18 mai 2022

La main gauche de la nuit -- Ursula Le Guin

https://images.noosfere.org/couv/p/pp5191-1984.jpg 


Il y a quatre ans, j'ai relu les Dépossédés (c'était vachement bien). Cette année, j'ai récolté plein de vieux livres de SF chez un copain qui vidait sa bibliothèque et parmi ceux-là, la main gauche de la nuit, que j'ai donc relu dans la même édition pocket moche que quand je l'avais découvert. Oui, cette couv est vraiment... heu... sans rien à voir avec le contenu ?

 Et le livre, alors ?

J'en avais le souvenir d'un bouquin un peu obscur dans lequel il m'avait fallu du temps pour plonger. On dira que j'ai grandi, et c'est maintenant exactement la SF qu'il me faut. Primo, le roman n'est pas très long. Puis il croit entièrement à son univers, et moi j'y crois aussi. Le récit est totalement, humainement et sociologiquement crédible.

Je rappelle très très vite le pitch : Genly Aï, un Terrien, est envoyé de la société galactique sur la planète Gethen (dite Nivôse par ceux qui l'ont découverte), un monde très très froid peuplé par des humains hermaphrodites. Il va se retrouver coincé dans des intrigues politiques compliquées, devoir voyager à des endroits où il n'avait pas envie d'aller et il va se faire un ami.

Relire mamie Ursula de nos jours, c'est à la mode (et bien tant mieux : elle fait de bons livres). Relire celui-là, en post metoo et féminisme plus visible (ou bien = l'auteur de ces lignes un peu plus informé), c'est intéressant. Comme m'a dit une amie, c'est un roman assez misogyne : la vision que le narrateur a des femmes et de ce qui est "féminin" est carrément dépréciatrice.

Autre surprise, alors que dans la langue des natifs le pronom pour décrire les gens est asexué (comme eux, qui le sont 90% du temps), le texte anglais et français utilise il tout le temps. On se demande ce qu'aurait donné un texte où les getheniens auraient été décrits dans une grammaire prenant en compte leur manière particulière d'être genrée. Pourquoi est-ce que Ursula n'a pas fait ce genre de choix ? Peut-être que ça ne se faisait pas, ou par manque de savoir le faire (les autaires sont parfois très limité.e.s dans leurs capacités, j'en sais quelque chose), ou d'autres raisons qui ne sont qu'à elle. Le livre est comme ça, tant pis, tant mieux, ça nous permet d'en parler.
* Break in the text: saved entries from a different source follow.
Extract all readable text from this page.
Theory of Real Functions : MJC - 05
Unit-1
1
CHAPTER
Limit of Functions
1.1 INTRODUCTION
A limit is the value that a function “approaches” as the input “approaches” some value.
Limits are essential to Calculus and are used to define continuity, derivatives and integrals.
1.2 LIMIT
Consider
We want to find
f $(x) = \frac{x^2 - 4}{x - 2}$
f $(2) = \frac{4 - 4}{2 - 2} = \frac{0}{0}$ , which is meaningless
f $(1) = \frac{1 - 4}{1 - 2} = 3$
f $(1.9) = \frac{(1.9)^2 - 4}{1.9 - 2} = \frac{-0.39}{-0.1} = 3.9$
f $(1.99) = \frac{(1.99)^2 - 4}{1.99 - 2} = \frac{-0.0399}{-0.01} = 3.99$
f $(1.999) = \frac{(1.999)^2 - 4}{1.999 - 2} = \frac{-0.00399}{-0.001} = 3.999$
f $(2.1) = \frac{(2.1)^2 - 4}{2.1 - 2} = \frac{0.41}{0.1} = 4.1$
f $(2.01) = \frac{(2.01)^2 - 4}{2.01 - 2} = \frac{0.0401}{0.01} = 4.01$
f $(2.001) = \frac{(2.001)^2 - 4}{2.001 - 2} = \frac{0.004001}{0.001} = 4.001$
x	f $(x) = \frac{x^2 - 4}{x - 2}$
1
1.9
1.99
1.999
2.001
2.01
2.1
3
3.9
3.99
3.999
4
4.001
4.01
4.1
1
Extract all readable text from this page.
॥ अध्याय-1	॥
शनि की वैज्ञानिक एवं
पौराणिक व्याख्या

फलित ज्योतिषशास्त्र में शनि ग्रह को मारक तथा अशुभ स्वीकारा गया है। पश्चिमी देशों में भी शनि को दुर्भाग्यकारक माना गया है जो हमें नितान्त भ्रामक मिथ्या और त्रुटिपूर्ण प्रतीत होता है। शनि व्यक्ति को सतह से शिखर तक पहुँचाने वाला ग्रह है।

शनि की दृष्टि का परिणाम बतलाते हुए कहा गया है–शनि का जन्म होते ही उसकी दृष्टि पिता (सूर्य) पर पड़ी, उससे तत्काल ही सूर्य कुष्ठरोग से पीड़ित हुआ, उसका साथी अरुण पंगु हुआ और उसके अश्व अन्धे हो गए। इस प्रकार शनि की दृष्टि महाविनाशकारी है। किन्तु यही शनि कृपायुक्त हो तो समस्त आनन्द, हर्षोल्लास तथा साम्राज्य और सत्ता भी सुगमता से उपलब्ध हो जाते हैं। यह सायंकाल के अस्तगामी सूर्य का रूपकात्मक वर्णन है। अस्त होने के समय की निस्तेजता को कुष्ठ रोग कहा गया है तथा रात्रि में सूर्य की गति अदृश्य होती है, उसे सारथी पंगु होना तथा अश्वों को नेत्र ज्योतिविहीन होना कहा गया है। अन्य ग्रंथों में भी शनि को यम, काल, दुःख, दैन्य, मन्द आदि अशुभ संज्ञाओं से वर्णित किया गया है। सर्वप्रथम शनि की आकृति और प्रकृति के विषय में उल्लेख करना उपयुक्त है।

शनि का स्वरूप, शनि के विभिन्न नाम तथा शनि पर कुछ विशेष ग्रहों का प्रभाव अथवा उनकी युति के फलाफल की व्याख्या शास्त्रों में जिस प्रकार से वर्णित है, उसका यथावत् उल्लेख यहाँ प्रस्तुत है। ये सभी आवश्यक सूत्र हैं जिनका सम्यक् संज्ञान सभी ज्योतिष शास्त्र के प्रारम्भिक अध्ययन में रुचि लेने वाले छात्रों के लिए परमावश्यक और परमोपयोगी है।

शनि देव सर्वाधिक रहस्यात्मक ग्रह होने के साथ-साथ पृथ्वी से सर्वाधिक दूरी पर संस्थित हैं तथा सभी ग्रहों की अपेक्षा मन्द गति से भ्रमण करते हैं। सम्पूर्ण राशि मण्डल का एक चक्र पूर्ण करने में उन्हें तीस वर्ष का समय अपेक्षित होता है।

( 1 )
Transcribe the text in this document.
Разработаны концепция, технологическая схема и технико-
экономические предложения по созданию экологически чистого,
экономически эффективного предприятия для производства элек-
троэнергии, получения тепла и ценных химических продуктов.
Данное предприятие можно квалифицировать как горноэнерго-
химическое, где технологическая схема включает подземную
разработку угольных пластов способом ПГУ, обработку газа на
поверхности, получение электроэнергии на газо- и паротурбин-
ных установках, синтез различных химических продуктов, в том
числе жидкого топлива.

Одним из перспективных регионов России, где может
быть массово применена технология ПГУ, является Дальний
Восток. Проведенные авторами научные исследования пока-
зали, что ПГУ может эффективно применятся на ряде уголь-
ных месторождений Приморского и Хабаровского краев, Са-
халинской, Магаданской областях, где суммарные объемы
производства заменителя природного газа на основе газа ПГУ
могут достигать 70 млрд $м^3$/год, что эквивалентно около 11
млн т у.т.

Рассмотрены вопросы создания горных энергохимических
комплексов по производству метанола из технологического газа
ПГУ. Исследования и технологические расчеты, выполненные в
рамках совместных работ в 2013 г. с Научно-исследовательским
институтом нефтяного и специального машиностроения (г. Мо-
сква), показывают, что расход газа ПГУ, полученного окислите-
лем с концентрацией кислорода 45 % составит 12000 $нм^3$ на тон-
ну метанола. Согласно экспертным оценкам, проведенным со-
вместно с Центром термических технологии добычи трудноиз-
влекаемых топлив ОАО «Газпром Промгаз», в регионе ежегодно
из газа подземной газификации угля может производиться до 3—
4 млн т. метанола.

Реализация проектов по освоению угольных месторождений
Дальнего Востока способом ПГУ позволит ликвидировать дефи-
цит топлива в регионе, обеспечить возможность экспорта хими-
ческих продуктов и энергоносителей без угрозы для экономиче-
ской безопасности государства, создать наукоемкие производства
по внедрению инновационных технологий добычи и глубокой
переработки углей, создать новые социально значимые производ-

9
Sinon, j'ai adoré. J'ai voyagé très loin, j'ai aimé les personnages, j'ai vécu dans des sociétés étranges et humaines, incompréhensibles et toutes proches. La toute fin du roman m'a bouleversé et m'a fait ressentir quelque chose que je ne trouve que dans les meilleurs textes de SF, une nouvelle perception de qui je suis et de ce que nous sommes, nous, êtres humains. 



 

1 commentaire:

  1. Bonjour, c'est mon premier commentaire ici!
    Deux remarques (de fan!) sur La Main Gauche de la Nuit:
    Alexeï Panshin, qui était loin d'être un imbécile, avait publié une critique mitigée sur La Main Gauche de la Nuit à l'époque de sa parution: il s'était dit choqué par les libertés que LeGuin y prenait avec la grammaire, aussi bien en accordant au masculin des substantifs féminins qu'en usant uniformément de pronoms masculins pour les appliquer à des personnages décrits dans des "rôles" féminins; il ne comprenait littéralement pas pourquoi elle avait fait ça. Accorder au masculin des substantifs féminins, il fallait que ce soit formidablement transgressif à l'époque, pour choquer un auteur de SF chevronné et qui se voulait lui-même transgressif!
    Ursula LeGuin est revenue sur Gethen dans une nouvelle du recueil L'Anniversaire du monde: alors que La Main gauche insiste sur les féroces luttes pour le pouvoir au sein de la société géthénienne (et insinue que cette férocité est l'aspect de cette société qui, pour Genly Ai, est le moins "dépaysant"!), cette courte nouvelle décrit le quotidien de cette société de l'intérieur, et met en scène des personnages qui s'y sentent tout à fait à leur aise.